True, there is a greater statistical likelihood that the Congolese villager and the Siberian babe do not have a common ancester around the year zero, but you can't say that absolutely. There was much more long-distance trade going on, both over land and over sea, from ancient times through the Middle Ages, than most people would guess. If, in the early middle ages, one of Isaac's progeny accompanied Marco Polo to the orient, and another made a trading voyage up the Nile or along the African coast, with sufficient hanky-panky in each case, then statistically it is nearly certain the Congolese and the Siberian, today, are distant cousins.

This is supported by the study cited here, which suggests that the most recent common ancestor for all humans today lived just 3,000 years ago.
posted by beagle at 9:32 AM on April 16, 2008


Plenty of states even allow the marriage of first cousins, with a 50% common source.

First cousins share ~1/8th of their DNA (unless one or both parents are twins). Siblings share ~50%, as do parents and their children. Reproducing with your cousin increases your chance of a deleterious recessive gene being expressed by 2-3%. So he shouldn't worry at all.

Did you think of this question while watching New Amsterdam?
posted by Thoughtcrime at 2:09 PM on April 16, 2008


... when should you start worrying about reproducing with your own descendants?

Never. In terms of shared genes only people in your immediate family (siblings, parents) justify significant reproductive worries. First cousins are sub-optimal health and fitness-wise but historically extremely common.

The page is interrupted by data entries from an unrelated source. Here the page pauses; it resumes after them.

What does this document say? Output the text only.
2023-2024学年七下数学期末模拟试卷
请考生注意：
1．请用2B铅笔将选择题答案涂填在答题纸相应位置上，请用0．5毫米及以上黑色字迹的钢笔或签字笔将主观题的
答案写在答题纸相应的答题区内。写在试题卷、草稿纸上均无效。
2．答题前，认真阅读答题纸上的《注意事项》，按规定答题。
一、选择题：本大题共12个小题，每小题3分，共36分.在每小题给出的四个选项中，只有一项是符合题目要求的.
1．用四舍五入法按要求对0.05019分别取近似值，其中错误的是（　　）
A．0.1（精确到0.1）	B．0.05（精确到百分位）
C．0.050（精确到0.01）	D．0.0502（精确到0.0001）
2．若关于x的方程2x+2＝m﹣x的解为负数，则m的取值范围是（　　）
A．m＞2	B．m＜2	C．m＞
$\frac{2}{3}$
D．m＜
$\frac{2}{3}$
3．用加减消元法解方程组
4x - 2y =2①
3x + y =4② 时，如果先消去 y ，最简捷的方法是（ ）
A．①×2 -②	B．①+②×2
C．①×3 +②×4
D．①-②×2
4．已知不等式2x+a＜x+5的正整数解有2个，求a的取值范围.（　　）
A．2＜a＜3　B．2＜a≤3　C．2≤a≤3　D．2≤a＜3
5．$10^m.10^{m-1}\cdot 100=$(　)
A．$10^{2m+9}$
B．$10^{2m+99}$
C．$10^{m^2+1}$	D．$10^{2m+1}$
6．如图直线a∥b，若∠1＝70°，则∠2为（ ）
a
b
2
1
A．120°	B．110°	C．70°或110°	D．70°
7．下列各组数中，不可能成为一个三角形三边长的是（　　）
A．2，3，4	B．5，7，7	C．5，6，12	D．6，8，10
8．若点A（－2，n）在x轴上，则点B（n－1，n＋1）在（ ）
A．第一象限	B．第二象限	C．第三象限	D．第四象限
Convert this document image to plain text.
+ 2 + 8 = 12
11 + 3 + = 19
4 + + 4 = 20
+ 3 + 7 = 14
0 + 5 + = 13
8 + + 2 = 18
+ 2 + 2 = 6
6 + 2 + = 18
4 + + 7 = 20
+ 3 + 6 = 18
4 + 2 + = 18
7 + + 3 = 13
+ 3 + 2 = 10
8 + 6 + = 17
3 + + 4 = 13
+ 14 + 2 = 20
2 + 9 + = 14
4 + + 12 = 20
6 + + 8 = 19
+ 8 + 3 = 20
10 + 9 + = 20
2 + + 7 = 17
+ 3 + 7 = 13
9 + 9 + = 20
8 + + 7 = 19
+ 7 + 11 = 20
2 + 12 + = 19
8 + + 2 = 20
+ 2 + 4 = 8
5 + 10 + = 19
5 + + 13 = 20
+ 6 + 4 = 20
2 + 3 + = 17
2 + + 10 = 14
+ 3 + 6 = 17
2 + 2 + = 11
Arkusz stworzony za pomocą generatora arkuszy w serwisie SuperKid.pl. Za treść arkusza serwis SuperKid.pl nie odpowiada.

Second cousins and less related are not only not worrisome, but possibly genetically optimal from a health and reproductive standpoint. A recent study using detailed historical records from Iceland found that third and fourth cousin marriages consistently resulted in the most children (interpreted as a biological effect due to optimal genetic compatibility).

So, to use your Jewish Highlander as our example, making some baby with his own kids (50% shared genes), or grandkids (25%) would be bad - but he would know these people personally, so it wouldn't happen. Making some baby with his great-grandkids would be sub-optimal (but no different than making baby with a first cousin - 12.5% shared genes). Making baby with his great-great grandkids would be fine (no different than making baby with second cousin - 6.25% shared genes). To put this perspective, 80% of marriages in history have been between 2nd cousins and closer.

Further, making baby with his great-great-great grandkids (3.125% shared genes) or great-great-great-great grandkids (1.56% shared genes) would actually be biologically beneficial.

Making baby with people less related than that is no different than making baby from people randomly selected from within your ethnic group, or from outside of it. There are no reasons to worry, and there is nothing conceptually or empirically different from fucking your own mildly distant descendants, and fucking people in general. Shared genes are shared genes.
posted by dgaicun at 6:09 AM on April 17, 2008


By the way, all human beings share recent common descent; just as evolution shows all biological life shares descent. You and your dog, and you and a spider, and a mushroom literally share relatives. You and a mushroom share a great-great-great-(1 million more 'greats') grandfather.

All the white people on Metafilter probably share a common relative sometime in the last 300 years. Geneticist Stephen Oslen believes that every human being on the planet shares a relative if you go back only 2000 years.